Compute the optimal F1 score at the adaptive threshold, based on the F1 metric of the true labels and the predicted anomaly scores.
- full_state_update :bool = False¶
- update(preds: torch.Tensor, target: torch.Tensor) None¶
Update the precision-recall curve metric.
- compute() torch.Tensor¶
Compute the value of the optimal F1 score.

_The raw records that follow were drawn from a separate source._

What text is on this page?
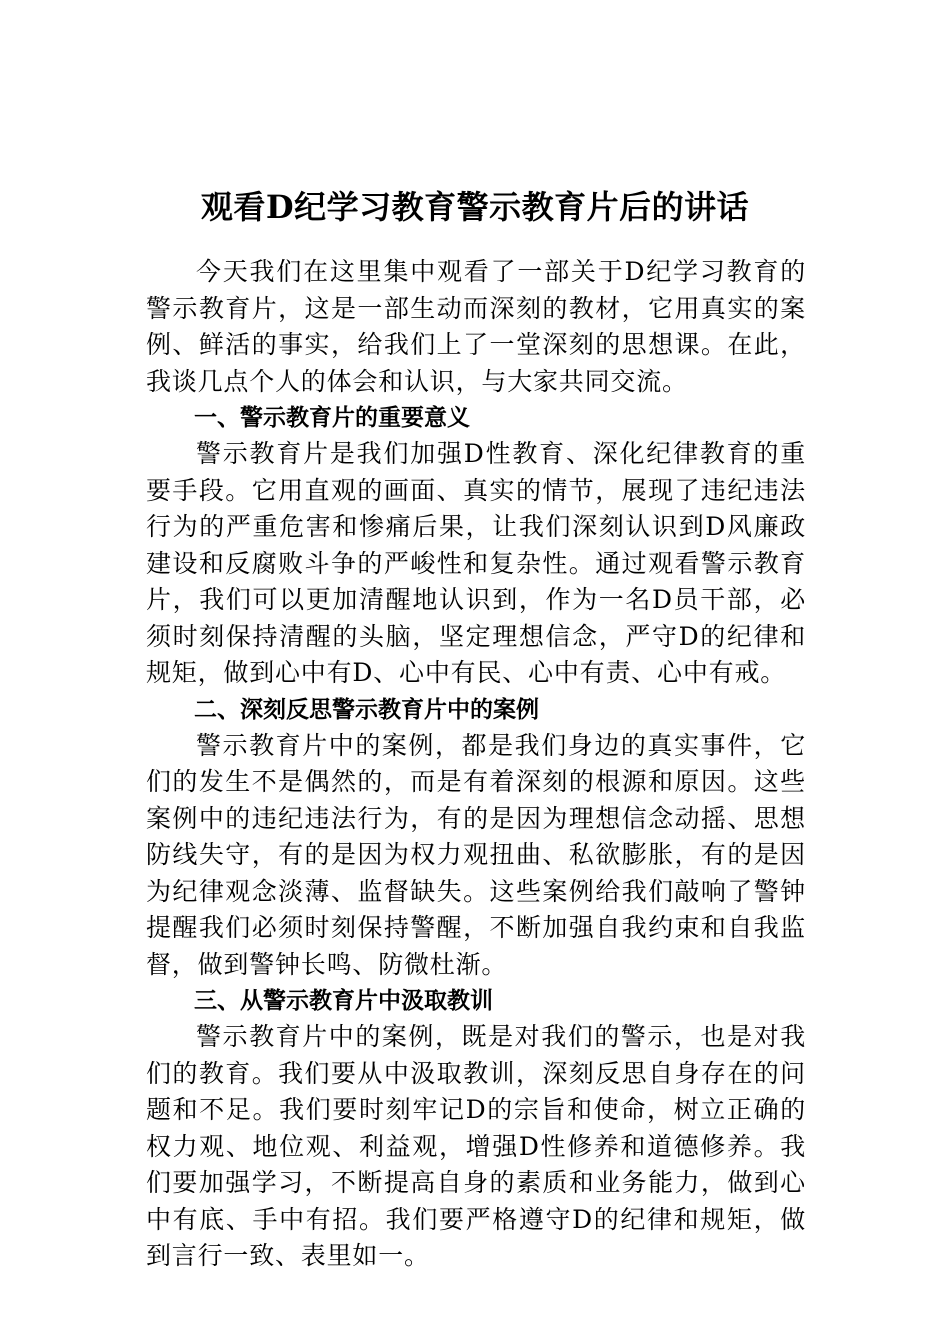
观看D纪学习教育警示教育片后的讲话

今天我们在这里集中观看了一部关于D纪学习教育的警示教育片，这是一部生动而深刻的教材，它用真实的案例、鲜活的事实，给我们上了一堂深刻的思想课。在此，我谈几点个人的体会和认识，与大家共同交流。

一、警示教育片的重要意义

警示教育片是我们加强D性教育、深化纪律教育的重要手段。它用直观的画面、真实的情节，展现了违纪违法行为的严重危害和惨痛后果，让我们深刻认识到D风廉政建设和反腐败斗争的严峻性和复杂性。通过观看警示教育片，我们可以更加清醒地认识到，作为一名D员干部，必须时刻保持清醒的头脑，坚定理想信念，严守D的纪律和规矩，做到心中有D、心中有民、心中有责、心中有戒。

二、深刻反思警示教育片中的案例

警示教育片中的案例，都是我们身边的真实事件，它们的发生不是偶然的，而是有着深刻的根源和原因。这些案例中的违纪违法行为，有的是因为理想信念动摇、思想防线失守，有的是因为权力观扭曲、私欲膨胀，有的是因为纪律观念淡薄、监督缺失。这些案例给我们敲响了警钟提醒我们必须时刻保持警醒，不断加强自我约束和自我监督，做到警钟长鸣、防微杜渐。

三、从警示教育片中汲取教训

警示教育片中的案例，既是对我们的警示，也是对我们的教育。我们要从中汲取教训，深刻反思自身存在的问题和不足。我们要时刻牢记D的宗旨和使命，树立正确的权力观、地位观、利益观，增强D性修养和道德修养。我们要加强学习，不断提高自身的素质和业务能力，做到心中有底、手中有招。我们要严格遵守D的纪律和规矩，做到言行一致、表里如一。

Compute the F1 scores while varying the threshold. Store the optimal threshold as attribute and return the maximum value of the F1 score.
- Returns
Value of the F1 score at the optimal threshold.
- reset() None¶
Reset the metric.
- class anomalib.utils.metrics.PRO(threshold: float = 0.5, **kwargs)[source]¶
Bases:
torchmetrics.MetricPer-Region Overlap (PRO) Score.
- target :List[torch.Tensor]¶
- preds :List[torch.Tensor]¶
- update(predictions: torch.Tensor, targets: torch.Tensor) None¶
Compute the PRO score for the current batch.
- compute() torch.Tensor¶
Compute the macro average of the PRO score across all regions in all batches.